Les auteurs comparent alors les pays dynamiques d’avant 1990 et ceux d’après 1990 pour déterminer si ces derniers sont plus résilients que leurs prédécesseurs. Hier comme aujourd’hui, les pays dynamiques sont caractérisés par des taux d’investissement et d’épargne plus élevés que les pays qui n’ont pas su décoller, ce qui souligne l’importance de l’accumulation du capital dans l’accélération de la croissance. Les deux générations se distinguent l’une l’autre dans la manière par laquelle les écarts entre l’épargne et l’investissement ont été financés. Une part plus importante du déficit courant est aujourd’hui financée par l’investissement direct à l’étranger, ce qui permit aux pays qui ont récemment décollé de diminuer leur endettement et de constituer une marge de manœuvre pour leur politique économique. Parmi ceux-ci, la dette publique est en effet passée de plus de 90 % à 44 % du PIB dix ans après le décollage et la dette extérieure est passée sur la même période de plus de 70 % à environ 44 %. Les précédents pays dynamiques avaient certes des dettes publique et externe s’élevant respectivement à 40 et 33 % du PIB avant du décollage, mais celles-ci doublèrent dans la décennie qui suivit ce dernier. Enfin, l’étude empirique ne permet pas d’affirmer que les récents décollages se sont accompagnés d’une accumulation de déséquilibres financiers. Certes les ratios du crédit sur PIB tendent à augmenter lors des récents décollages, mais ils sont inférieurs aux ratios de leurs prédécesseurs d’avant 1990 et aux ratios des pays à faible revenu qui n’ont pas su décoller.
Le décollage des pays à faible revenu tient pour beaucoup à la compétitivité et à la croissance des exportations. Une dépréciation du taux de change réel semble également avoir contribué à stimuler les performances à l'exportation pour plusieurs décollages des pays à faible revenu. Les pays dynamiques de l’actuelle génération se caractérisent par des exportations plus diversifiées géographiquement que leurs prédécesseurs. Cette plus grande diversification leur a certainement permis de s’appuyer sur la croissance rapide des pays émergents comme la Chine et l’Inde pour stimuler leurs propres exportations. Toutefois, une plus grande dépendance envers les pays émergents implique également une plus large exposition aux risques qui sont associés à ces derniers et aux variations des prix des matières première.
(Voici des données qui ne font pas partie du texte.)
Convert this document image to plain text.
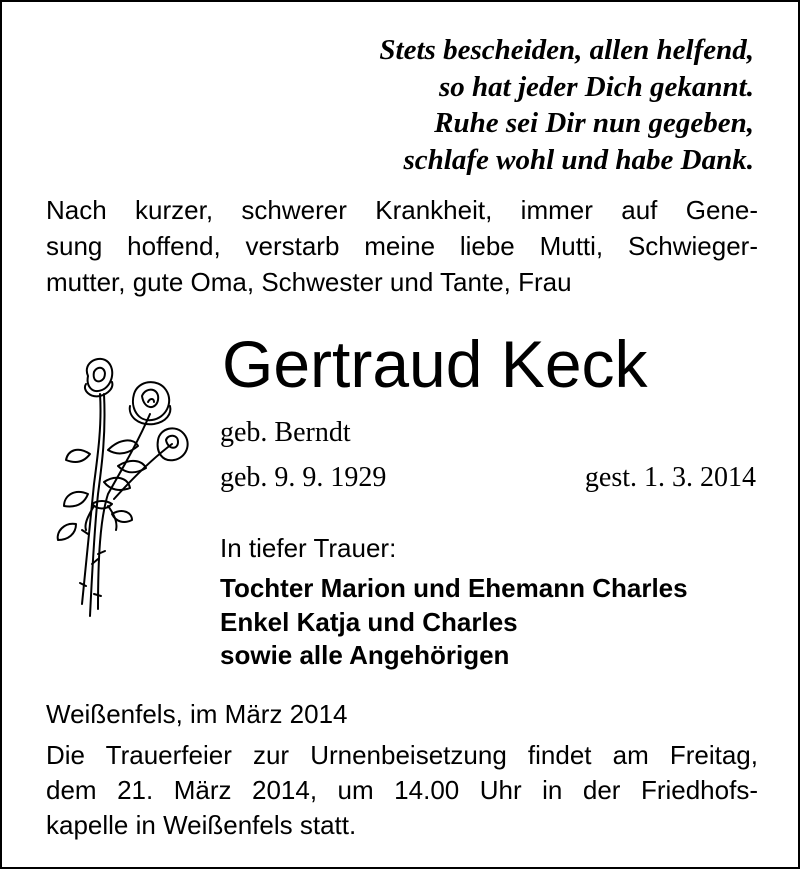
Stets bescheiden, allen helfend,
so hat jeder Dich gekannt.
Ruhe sei Dir nun gegeben,
schlafe wohl und habe Dank.
Nach kurzer, schwerer Krankheit, immer auf Gene-
sung hoffend, verstarb meine liebe Mutti, Schwieger-
mutter, gute Oma, Schwester und Tante, Frau
Gertraud Keck
geb. Berndt
geb. 9. 9. 1929	gest. 1. 3. 2014
In tiefer Trauer:
Tochter Marion und Ehemann Charles
Enkel Katja und Charles
sowie alle Angehörigen
Weißenfels, im März 2014
Die Trauerfeier zur Urnenbeisetzung findet am Freitag,
dem 21. März 2014, um 14.00 Uhr in der Friedhofs-
kapelle in Weißenfels statt.
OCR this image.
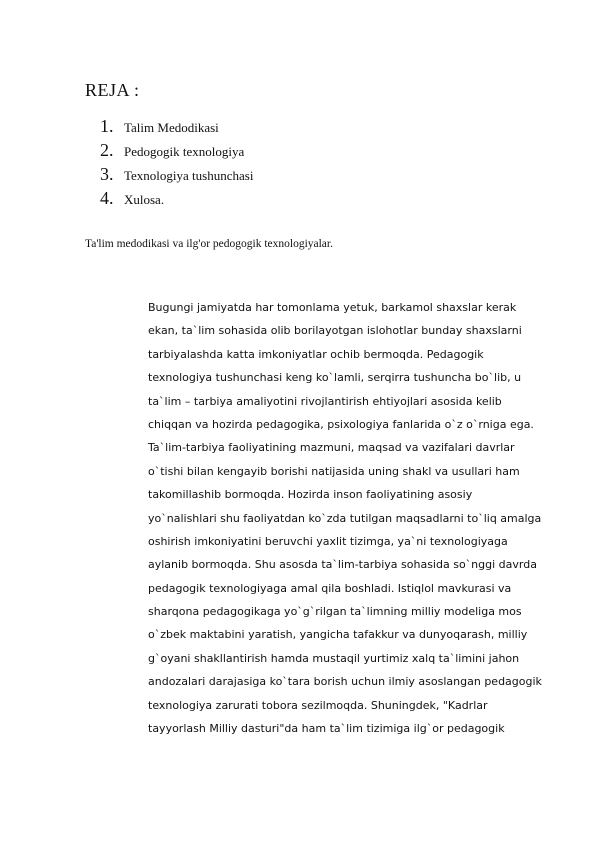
REJA :
1. Talim Medodikasi
2. Pedogogik texnologiya
3. Texnologiya tushunchasi
4. Xulosa.
Ta'lim medodikasi va ilg'or pedogogik texnologiyalar.
Bugungi jamiyatda har tomonlama yetuk, barkamol shaxslar kerak
ekan, ta`lim sohasida olib borilayotgan islohotlar bunday shaxslarni
tarbiyalashda katta imkoniyatlar ochib bermoqda. Pedagogik
texnologiya tushunchasi keng ko`lamli, serqirra tushuncha bo`lib, u
ta`lim – tarbiya amaliyotini rivojlantirish ehtiyojlari asosida kelib
chiqqan va hozirda pedagogika, psixologiya fanlarida o`z o`rniga ega.
Ta`lim-tarbiya faoliyatining mazmuni, maqsad va vazifalari davrlar
o`tishi bilan kengayib borishi natijasida uning shakl va usullari ham
takomillashib bormoqda. Hozirda inson faoliyatining asosiy
yo`nalishlari shu faoliyatdan ko`zda tutilgan maqsadlarni to`liq amalga
oshirish imkoniyatini beruvchi yaxlit tizimga, ya`ni texnologiyaga
aylanib bormoqda. Shu asosda ta`lim-tarbiya sohasida so`nggi davrda
pedagogik texnologiyaga amal qila boshladi. Istiqlol mavkurasi va
sharqona pedagogikaga yo`g`rilgan ta`limning milliy modeliga mos
o`zbek maktabini yaratish, yangicha tafakkur va dunyoqarash, milliy
g`oyani shakllantirish hamda mustaqil yurtimiz xalq ta`limini jahon
andozalari darajasiga ko`tara borish uchun ilmiy asoslangan pedagogik
texnologiya zarurati tobora sezilmoqda. Shuningdek, "Kadrlar
tayyorlash Milliy dasturi"da ham ta`lim tizimiga ilg`or pedagogik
Les pays qui ont récemment décollé ont mis en place des réformes structurelles améliorant la productivité et développé des institutions inclusives, ce qui favorise leur croissance à long terme. Ils possèdent notamment de meilleures infrastructures et des niveaux plus élevés de capital humain (si l’on mesure ce dernier par le nombre d'années de scolarité). Ils affichent également de bien moindres inégalités de revenu. Au final, John Bluedorn et ses coauteurs en concluent que les pays qui ont récemment entrepris leur décollage sont beaucoup moins vulnérables que leurs prédécesseurs d’avant 1990. En revanche, s’ils ont pu profiter d’un environnement international relativement favorable jusqu’à la Grande Récession, la stagnation des pays avancés et un ralentissement de la croissance dans les pays émergents, couplés à une baisse des prix des matières premières, pourraient fortement nuire à leurs futures performances macroéconomiques. Difficile alors de rester pleinement optimiste.